Ziobro: kasacja do SN ws. ekstradycji Polańskiego

(fot. praszkiewicz / Shutterstock.com)
PAP / psd

Minister sprawiedliwości, Prokurator Generalny Zbigniew Ziobro poinformował we wtorek, że podjął decyzję o skierowaniu do Sądu Najwyższego kasacji w sprawie niedopuszczalności ekstradycji Romana Polańskiego do USA.

"Podjąłem decyzję, że kieruję do Sądu Najwyższego kasację ws. decyzji dotyczącej Romana Polańskiego, w której to sprawie sąd krakowski zdecydował o niewydawaniu pana Polańskiego Stanom Zjednoczonym w sytuacji, kiedy jest oskarżony i ścigany o okrutne przestępstwo wobec dziecka, gwałt na dziecku" - powiedział w radiowej Jedynce Zbigniew Ziobro.
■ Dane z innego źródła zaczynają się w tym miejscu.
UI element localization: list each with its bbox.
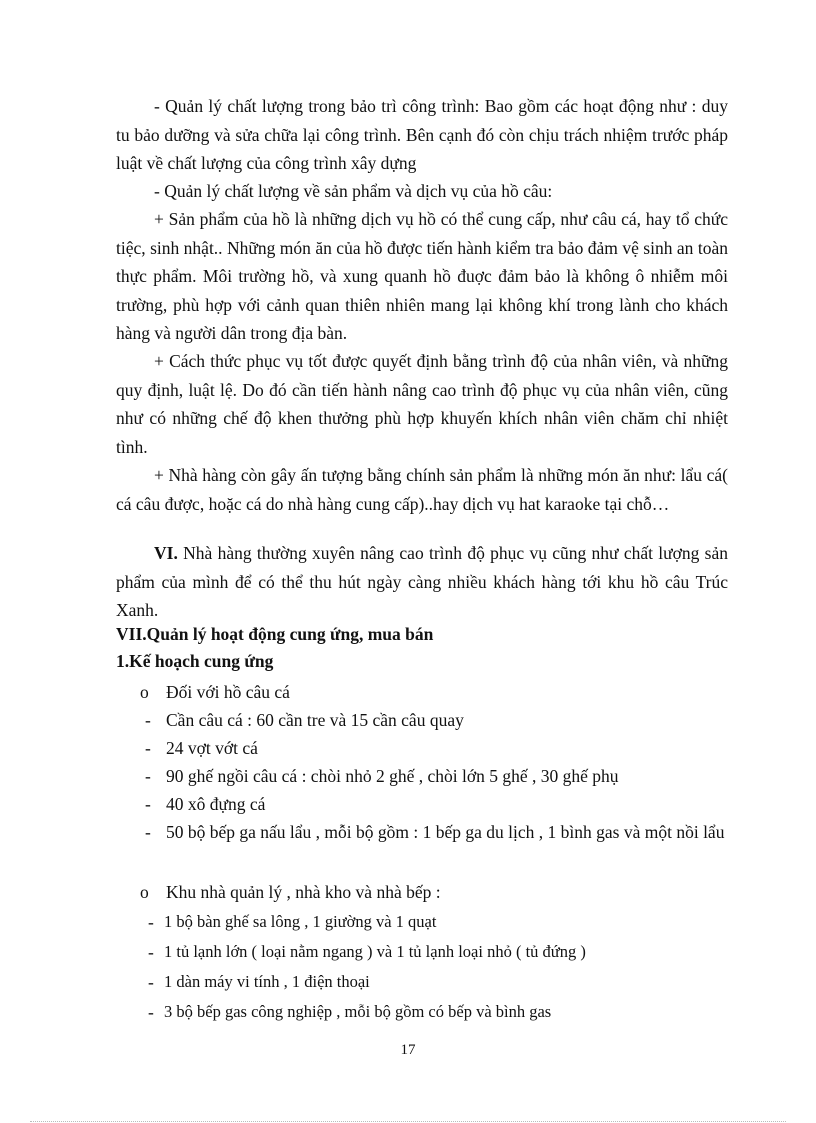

"Z tego powodu, że on jest osobą znaną - ja mu nie odbieram jego dorobku artystycznego - nie można usprawiedliwiać i tworzyć uzasadnień, że ma być traktowany inaczej. Gdyby to był przysłowiowy Kowalski, nauczyciel, lekarz, hydraulik, malarz, to jestem pewien, że z każdego kraju już dawno zostałby deportowany do Stanów Zjednoczonych" - podkreślił minister. Natomiast - dodał - Polański jest broniony przez "śmietankę towarzyską i pewną część mediów liberalnych".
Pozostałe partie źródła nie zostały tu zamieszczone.